The key is obviously to inject controlled randomness. With the Random class, this is actually fairly easy, since it provides an overloaded constructor that takes a seed, and as you probably know, the sequence of random numbers generated is always the same for the same seed, and hence, deterministic.

This doesn't help a lot unless you feed either the seed or the entire Random instance into your class from the outside. I personally prefer to inject the entire Random instance, since that seems more natural: It clearly signifies to the caller that randomness may happen in this class; at least more clearly than some integer seed. You can choose to pass the Random instance to the class as a whole, or just pass it as a parameter to a single method. In this example, I'm using Construtor Injection to pass it to the class in its entirety, since that doesn't break the signature of the DoRandomStuff method:

 public class RandomConsumer
 {
     private Random random_;
  
     public RandomConsumer(Random r)
     {
         this.random_ = r;
     }
  
     public bool DoRandomStuff()
     {
         if (this.random_.NextDouble() < .5)
         {
             return false;
         }
         return true;
     }
 }

As you can tell, I'm just populating the class with an already created instance of Random, and I use that instance to get my random numbers. From a unit test, I can then test the method like this:

 [TestMethod]
 public void GetTrue()
 {
     RandomConsumer rc = new RandomConsumer(new Random(0));
  
     Assert.IsTrue(rc.DoRandomStuff());
 }

A seed value of 0 causes NextDouble to return approximately 0.7, which causes the DoRandomStuff method to return true. A seed of 1 will cause NextDouble to return approximately 0.2, which will result in false, so you can write a test similar to the one above with a seed of 1 and test that the return value is false.
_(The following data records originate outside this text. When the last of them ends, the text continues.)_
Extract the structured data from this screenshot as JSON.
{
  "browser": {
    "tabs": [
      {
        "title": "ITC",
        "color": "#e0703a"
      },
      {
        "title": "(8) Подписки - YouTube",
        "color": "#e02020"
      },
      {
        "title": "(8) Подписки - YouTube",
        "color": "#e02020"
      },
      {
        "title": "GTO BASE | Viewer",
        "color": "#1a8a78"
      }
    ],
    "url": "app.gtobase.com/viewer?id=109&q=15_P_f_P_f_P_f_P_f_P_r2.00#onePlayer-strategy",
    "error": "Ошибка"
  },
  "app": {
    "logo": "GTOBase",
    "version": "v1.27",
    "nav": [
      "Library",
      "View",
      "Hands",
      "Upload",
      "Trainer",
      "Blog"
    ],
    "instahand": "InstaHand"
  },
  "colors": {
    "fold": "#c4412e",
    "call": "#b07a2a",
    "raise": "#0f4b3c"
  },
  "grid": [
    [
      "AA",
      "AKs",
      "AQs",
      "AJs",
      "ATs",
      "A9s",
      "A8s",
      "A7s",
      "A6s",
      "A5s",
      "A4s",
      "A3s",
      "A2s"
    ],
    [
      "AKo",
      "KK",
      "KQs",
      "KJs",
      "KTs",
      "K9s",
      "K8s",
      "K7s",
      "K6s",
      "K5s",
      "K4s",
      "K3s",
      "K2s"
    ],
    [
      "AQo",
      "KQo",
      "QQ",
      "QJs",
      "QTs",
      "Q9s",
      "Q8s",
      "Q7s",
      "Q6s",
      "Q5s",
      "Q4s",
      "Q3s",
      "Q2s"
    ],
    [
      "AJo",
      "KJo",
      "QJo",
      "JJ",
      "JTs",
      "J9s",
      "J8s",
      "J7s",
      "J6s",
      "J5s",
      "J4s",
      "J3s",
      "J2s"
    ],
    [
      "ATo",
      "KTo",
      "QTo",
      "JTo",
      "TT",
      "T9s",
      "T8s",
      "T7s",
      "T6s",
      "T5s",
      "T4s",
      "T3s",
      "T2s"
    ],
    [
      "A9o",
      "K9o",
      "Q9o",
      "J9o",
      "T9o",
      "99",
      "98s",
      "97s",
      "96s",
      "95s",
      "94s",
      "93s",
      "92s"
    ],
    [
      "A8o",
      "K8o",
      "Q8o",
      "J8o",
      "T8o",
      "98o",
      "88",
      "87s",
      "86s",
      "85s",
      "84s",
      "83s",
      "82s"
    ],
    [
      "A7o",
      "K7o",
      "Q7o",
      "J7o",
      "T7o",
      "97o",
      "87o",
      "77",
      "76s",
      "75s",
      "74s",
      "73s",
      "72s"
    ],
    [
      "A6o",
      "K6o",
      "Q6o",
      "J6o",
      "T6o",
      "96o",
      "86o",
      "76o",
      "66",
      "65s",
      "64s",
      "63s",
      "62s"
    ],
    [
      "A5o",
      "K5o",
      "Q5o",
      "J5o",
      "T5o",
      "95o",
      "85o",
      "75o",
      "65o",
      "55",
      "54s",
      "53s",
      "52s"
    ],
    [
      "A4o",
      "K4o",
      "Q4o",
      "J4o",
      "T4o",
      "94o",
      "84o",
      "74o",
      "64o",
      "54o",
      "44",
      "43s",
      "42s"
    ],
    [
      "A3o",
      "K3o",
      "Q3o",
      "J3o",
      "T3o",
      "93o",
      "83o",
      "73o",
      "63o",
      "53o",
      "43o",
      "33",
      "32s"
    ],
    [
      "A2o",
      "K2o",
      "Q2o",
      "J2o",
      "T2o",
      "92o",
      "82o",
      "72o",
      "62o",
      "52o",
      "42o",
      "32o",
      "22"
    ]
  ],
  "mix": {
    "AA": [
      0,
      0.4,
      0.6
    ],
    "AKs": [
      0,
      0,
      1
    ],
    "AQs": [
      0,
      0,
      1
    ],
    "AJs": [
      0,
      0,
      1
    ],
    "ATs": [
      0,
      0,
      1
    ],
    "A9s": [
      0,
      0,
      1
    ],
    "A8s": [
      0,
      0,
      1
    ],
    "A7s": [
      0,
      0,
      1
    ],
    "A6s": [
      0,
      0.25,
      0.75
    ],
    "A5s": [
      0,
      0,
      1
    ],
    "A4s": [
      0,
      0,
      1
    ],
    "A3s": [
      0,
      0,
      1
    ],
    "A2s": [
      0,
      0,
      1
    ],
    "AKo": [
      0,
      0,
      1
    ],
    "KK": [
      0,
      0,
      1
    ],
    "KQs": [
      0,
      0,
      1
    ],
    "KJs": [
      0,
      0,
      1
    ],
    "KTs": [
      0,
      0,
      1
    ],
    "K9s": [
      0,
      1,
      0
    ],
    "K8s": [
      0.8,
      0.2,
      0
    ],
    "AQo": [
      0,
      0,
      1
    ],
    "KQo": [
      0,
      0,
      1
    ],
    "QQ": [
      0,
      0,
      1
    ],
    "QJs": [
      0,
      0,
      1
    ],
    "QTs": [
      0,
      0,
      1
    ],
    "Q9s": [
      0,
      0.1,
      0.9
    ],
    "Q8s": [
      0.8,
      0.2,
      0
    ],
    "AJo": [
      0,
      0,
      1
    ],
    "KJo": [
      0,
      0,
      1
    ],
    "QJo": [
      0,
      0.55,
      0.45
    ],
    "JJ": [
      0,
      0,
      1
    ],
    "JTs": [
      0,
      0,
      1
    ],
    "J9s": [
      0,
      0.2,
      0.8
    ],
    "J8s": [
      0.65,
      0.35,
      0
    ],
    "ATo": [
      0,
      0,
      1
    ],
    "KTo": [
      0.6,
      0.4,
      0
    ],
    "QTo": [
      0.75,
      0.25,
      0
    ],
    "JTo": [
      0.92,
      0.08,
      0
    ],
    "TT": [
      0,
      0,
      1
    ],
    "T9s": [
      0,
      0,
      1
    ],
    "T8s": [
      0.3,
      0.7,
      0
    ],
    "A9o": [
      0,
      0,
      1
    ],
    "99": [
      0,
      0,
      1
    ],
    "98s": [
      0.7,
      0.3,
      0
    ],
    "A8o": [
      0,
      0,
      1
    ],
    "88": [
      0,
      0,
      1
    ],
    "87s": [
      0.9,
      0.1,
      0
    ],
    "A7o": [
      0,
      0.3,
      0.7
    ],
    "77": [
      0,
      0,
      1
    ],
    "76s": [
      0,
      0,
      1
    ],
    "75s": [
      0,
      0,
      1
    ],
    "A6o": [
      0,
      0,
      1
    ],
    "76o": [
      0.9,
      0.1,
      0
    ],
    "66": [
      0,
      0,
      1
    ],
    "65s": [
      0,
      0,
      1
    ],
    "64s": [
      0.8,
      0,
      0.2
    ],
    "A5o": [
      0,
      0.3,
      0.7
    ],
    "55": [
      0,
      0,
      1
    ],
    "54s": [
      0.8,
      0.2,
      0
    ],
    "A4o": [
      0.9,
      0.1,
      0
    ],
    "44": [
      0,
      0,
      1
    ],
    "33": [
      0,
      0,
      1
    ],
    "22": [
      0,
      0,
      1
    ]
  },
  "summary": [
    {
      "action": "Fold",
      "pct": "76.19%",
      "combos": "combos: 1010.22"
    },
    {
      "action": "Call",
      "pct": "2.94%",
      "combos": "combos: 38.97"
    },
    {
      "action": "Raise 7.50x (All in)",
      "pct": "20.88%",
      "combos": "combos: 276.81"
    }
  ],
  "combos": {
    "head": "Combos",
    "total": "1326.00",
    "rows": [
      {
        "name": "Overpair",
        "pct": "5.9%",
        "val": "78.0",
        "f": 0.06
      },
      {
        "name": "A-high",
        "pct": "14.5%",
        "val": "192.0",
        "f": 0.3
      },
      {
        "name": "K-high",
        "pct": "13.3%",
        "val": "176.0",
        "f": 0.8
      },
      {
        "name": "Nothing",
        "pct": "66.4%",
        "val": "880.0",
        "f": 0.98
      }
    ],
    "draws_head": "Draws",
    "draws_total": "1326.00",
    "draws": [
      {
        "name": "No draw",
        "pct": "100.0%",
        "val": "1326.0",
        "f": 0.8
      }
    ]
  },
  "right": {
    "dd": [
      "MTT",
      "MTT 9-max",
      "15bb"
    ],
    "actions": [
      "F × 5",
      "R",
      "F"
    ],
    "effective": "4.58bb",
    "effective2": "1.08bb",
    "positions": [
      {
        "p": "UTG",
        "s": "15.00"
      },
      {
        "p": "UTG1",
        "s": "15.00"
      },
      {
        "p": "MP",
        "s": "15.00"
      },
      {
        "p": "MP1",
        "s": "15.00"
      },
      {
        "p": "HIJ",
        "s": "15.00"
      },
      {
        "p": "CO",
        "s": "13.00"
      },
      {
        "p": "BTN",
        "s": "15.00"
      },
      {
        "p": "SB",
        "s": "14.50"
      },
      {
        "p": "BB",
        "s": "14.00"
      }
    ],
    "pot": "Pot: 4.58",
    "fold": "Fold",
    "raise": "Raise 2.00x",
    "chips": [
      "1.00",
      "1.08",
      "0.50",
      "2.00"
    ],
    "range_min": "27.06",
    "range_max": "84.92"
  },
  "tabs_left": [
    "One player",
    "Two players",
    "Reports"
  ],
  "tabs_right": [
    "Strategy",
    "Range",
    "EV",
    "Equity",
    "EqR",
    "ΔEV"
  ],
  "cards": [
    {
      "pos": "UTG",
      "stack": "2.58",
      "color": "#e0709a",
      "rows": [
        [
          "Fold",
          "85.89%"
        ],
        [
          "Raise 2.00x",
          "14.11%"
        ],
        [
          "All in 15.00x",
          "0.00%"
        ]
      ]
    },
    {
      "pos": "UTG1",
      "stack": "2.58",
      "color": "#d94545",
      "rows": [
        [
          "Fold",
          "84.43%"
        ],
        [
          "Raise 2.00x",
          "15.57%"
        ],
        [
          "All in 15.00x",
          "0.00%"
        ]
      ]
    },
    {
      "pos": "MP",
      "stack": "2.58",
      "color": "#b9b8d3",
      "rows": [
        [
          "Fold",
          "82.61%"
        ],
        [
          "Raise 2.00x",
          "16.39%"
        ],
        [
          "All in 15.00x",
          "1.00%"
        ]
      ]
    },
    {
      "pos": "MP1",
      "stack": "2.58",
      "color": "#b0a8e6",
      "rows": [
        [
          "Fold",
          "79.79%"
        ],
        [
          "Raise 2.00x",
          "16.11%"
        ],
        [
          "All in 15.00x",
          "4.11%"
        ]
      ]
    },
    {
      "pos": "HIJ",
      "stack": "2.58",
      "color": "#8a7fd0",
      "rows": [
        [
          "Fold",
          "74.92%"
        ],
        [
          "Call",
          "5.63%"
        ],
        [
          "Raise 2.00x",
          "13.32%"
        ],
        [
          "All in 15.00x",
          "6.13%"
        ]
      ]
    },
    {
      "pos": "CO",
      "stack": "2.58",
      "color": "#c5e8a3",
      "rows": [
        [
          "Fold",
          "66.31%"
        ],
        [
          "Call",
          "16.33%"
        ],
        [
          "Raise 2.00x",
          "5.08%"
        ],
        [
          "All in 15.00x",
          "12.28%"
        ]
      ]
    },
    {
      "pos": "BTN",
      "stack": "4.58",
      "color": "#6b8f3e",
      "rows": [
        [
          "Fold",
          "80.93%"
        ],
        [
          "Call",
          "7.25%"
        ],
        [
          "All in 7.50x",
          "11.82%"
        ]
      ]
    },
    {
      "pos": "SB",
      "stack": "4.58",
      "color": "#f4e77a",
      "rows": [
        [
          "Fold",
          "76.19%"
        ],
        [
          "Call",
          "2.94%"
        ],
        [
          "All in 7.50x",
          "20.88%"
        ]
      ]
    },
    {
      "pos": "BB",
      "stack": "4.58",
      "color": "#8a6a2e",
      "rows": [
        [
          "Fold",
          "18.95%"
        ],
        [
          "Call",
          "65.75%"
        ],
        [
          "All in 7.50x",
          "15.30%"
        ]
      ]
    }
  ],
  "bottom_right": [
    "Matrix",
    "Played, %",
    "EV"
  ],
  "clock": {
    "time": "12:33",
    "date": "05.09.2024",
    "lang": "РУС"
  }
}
While you would inject a seeded Random into the class from a unit test, you would obviously use it with an unseeded Random in production code to introduce true(r) randomness:

 RandomConsumer rc = new RandomConsumer(new Random());

Note that in this example, I've used the Constructor Injection pattern to keep things simple. However, as I wrote in my post about Provider Injection, this has the disadvantage of requiring early initialization of the Random instance, even if it's not going to be used right away. In real production code, I'd typically used Provider Injection and pass a provider that can create Random instances when I need them; thus allowing for lazy initialization.